Closeout Retailing Takes on the Web
It has been a rough start to the holiday season for the closeout retail sector. Building #19, a New England-based closeout chain that became something of a local institution, recently closed its doors after 50 years in business (though it plans to reopen a few locations as specialty rug stores). A few days later, national closeout powerhouse Big Lots reported disappointing financial results for the third quarter.
Competition from online retailers such as Amazon.com and eBay, as well as online product directories like those offered by Google and Yahoo, is not the only reason closeout retailers have been having a tough time as of late, but is certainly a contributing factor. Closeout retailers have traditionally offered consumers the advantages of wide and deep assortments with low prices. Even the most spacious physical closeout store cannot contain the virtually limitless assortment of an online marketplace like Amazon, and directories like Google Shopping allow consumers to easily hunt across dozens of retailers to find the lowest possible price for a desired item.
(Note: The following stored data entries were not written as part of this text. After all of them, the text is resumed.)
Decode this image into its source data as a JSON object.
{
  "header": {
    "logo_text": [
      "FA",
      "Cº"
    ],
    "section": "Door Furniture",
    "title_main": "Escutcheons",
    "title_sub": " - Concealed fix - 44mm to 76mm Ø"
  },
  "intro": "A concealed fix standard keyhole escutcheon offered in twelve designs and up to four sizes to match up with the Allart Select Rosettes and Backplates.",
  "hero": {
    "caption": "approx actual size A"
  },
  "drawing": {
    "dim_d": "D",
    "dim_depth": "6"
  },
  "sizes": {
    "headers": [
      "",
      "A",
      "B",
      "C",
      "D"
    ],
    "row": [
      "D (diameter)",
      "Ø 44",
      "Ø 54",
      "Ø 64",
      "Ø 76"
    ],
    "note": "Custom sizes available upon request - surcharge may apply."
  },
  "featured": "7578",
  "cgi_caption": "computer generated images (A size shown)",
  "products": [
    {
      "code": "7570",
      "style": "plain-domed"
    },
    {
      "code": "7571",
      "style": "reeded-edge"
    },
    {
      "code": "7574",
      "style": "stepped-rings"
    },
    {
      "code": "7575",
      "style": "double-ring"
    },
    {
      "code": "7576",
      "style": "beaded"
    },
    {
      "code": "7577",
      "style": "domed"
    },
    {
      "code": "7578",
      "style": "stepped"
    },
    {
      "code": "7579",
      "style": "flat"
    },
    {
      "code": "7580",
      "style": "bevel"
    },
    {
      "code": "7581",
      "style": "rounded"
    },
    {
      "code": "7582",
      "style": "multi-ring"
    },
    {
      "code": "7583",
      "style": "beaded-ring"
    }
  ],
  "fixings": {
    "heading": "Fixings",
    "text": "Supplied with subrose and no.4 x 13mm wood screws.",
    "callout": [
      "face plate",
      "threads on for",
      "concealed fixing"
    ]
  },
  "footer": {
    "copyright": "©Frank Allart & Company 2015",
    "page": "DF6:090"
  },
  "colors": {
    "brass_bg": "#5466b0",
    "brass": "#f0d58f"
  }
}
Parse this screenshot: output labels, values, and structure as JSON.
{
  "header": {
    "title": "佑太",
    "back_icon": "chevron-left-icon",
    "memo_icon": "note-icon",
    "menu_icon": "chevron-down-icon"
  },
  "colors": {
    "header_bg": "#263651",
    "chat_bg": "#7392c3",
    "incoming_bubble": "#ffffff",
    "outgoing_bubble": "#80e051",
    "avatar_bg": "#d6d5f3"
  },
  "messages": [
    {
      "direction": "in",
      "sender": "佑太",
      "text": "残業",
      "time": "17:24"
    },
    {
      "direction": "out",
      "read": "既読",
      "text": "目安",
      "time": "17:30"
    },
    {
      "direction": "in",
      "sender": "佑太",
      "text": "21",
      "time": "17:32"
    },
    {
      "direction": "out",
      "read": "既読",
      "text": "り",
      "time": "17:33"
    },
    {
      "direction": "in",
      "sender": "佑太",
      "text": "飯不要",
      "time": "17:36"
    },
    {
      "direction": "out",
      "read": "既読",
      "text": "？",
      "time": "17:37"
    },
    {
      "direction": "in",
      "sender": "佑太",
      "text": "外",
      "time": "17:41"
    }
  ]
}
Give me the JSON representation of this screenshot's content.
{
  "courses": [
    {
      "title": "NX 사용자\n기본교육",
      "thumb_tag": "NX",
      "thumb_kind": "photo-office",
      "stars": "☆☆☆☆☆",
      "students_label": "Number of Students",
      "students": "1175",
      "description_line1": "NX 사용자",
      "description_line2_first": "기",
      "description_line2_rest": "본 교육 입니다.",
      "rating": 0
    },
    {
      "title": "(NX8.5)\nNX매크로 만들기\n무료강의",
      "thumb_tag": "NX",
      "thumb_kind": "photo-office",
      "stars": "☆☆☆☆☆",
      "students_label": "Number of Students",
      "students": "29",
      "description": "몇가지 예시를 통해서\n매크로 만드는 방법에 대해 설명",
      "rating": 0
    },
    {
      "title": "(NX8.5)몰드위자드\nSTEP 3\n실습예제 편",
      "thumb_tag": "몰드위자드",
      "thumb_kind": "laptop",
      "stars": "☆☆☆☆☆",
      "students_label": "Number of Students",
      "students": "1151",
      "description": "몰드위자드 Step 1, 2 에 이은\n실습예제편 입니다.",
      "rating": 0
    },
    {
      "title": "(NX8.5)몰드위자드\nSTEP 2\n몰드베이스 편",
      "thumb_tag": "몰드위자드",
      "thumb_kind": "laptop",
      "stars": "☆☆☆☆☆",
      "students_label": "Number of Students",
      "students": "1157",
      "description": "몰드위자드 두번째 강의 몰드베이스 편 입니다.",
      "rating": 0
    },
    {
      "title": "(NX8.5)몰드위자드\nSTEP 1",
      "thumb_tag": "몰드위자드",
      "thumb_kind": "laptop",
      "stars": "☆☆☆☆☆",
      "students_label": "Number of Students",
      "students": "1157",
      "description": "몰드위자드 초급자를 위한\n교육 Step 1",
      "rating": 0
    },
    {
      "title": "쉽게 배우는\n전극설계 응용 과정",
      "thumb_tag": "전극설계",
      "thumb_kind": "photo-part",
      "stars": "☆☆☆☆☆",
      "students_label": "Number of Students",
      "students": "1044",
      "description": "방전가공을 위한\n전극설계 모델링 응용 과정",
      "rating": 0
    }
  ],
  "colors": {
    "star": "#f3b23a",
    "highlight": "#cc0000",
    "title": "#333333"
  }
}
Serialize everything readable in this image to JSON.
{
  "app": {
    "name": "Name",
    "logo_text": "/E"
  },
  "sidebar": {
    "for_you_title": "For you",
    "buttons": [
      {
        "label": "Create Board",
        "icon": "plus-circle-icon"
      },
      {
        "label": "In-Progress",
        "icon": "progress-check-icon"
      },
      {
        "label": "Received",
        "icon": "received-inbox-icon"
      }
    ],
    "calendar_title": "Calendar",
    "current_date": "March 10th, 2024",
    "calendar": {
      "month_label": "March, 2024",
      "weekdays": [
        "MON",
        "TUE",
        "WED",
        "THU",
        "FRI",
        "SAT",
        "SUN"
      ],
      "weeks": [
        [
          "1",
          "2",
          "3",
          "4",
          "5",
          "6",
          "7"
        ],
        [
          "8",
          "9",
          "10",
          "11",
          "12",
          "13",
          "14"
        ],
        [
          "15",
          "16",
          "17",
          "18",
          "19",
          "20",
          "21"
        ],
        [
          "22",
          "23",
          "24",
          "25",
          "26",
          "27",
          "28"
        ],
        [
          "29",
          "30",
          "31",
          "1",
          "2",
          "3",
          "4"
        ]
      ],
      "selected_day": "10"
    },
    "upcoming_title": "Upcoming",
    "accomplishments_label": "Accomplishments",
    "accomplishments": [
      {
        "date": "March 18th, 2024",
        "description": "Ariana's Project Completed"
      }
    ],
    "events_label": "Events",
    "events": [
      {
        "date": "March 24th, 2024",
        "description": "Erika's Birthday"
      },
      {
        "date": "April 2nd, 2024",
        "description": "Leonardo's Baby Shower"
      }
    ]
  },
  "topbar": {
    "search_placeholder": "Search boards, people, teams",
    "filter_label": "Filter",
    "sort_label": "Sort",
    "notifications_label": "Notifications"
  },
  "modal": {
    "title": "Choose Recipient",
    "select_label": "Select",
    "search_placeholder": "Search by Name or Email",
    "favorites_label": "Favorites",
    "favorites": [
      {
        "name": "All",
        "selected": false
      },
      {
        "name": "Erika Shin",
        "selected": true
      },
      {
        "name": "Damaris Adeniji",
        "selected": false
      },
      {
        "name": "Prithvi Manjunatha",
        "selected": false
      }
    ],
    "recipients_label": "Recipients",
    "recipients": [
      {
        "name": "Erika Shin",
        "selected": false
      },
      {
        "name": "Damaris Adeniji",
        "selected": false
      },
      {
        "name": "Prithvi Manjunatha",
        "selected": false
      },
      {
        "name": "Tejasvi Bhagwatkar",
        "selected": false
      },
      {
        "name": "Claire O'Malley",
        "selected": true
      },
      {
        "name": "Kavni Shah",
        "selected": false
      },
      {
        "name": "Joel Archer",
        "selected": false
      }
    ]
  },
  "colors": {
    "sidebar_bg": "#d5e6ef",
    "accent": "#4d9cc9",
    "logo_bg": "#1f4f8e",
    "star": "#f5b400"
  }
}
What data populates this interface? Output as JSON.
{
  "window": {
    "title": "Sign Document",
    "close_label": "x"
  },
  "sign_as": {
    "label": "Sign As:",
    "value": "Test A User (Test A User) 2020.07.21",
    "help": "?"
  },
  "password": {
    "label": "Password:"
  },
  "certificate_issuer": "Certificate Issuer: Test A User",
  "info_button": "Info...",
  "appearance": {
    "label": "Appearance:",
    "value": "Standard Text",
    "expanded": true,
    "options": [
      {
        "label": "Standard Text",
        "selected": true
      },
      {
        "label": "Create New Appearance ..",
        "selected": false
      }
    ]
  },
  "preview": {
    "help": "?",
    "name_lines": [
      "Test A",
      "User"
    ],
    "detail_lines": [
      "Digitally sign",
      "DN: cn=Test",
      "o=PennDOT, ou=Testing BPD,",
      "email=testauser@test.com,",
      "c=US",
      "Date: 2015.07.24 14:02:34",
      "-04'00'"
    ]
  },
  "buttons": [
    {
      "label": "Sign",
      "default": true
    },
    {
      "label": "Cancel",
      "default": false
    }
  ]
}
However, closeout retailers still have plenty of opportunity to survive and even thrive in this new competitive environment. Following are a few suggestions for closeout retailers seeking to succeed in the face of e-commerce.
Jump into E-commerce
Due to factors such as a relatively unpredictable assortment and wide variety of supply chain partners, closeout retailers often do not engage in actual e-commerce, but instead use their websites for promotions and driving store traffic. Although the store is still the main profit center for multi-channel retailers, closeout specialists should consider directly selling at least a limited assortment of goods online. An increasing number of off-price retailers, who face similar back-end challenges, have been launching full e-commerce sites, so it may be difficult, but probably not impossible.
Play to Your Strengths
Building #19’s plans to open specialty rug stores under the “Rug Dept.” banner is a perfect example of how closeout retailers can stay competitive with online rivals. Many customers will want to physically inspect a rug before purchase, and closeout retailers can offer a substantial discount on high-priced rugs with imperceptible design flaws and still earn a tidy profit. Smaller closeout retailers in particular may have to consider restricting their in-store assortments to items that either do not easily translate to online sales and/or are strong in-store impulse buys.
Closeout retailing by its nature is a somewhat quirky proposition that offers a sense of adventure to consumers. Social media provides a perfect opportunity for closeout retailers to create a sense of online community among their shoppers based on these factors. Customers can tweet about their biggest bargains and oddest finds, social games can reward shoppers who purchase unusual or limited-availability items, and customers can make suggestions about products they’d like to see via a variety of social forums.
Building #19 was well-known for humorous newspaper flyers featuring caricatures of their founder (who was still running the business in his 80s). Social media gives closeout retailers the chance to take the wacky fun to a whole new level.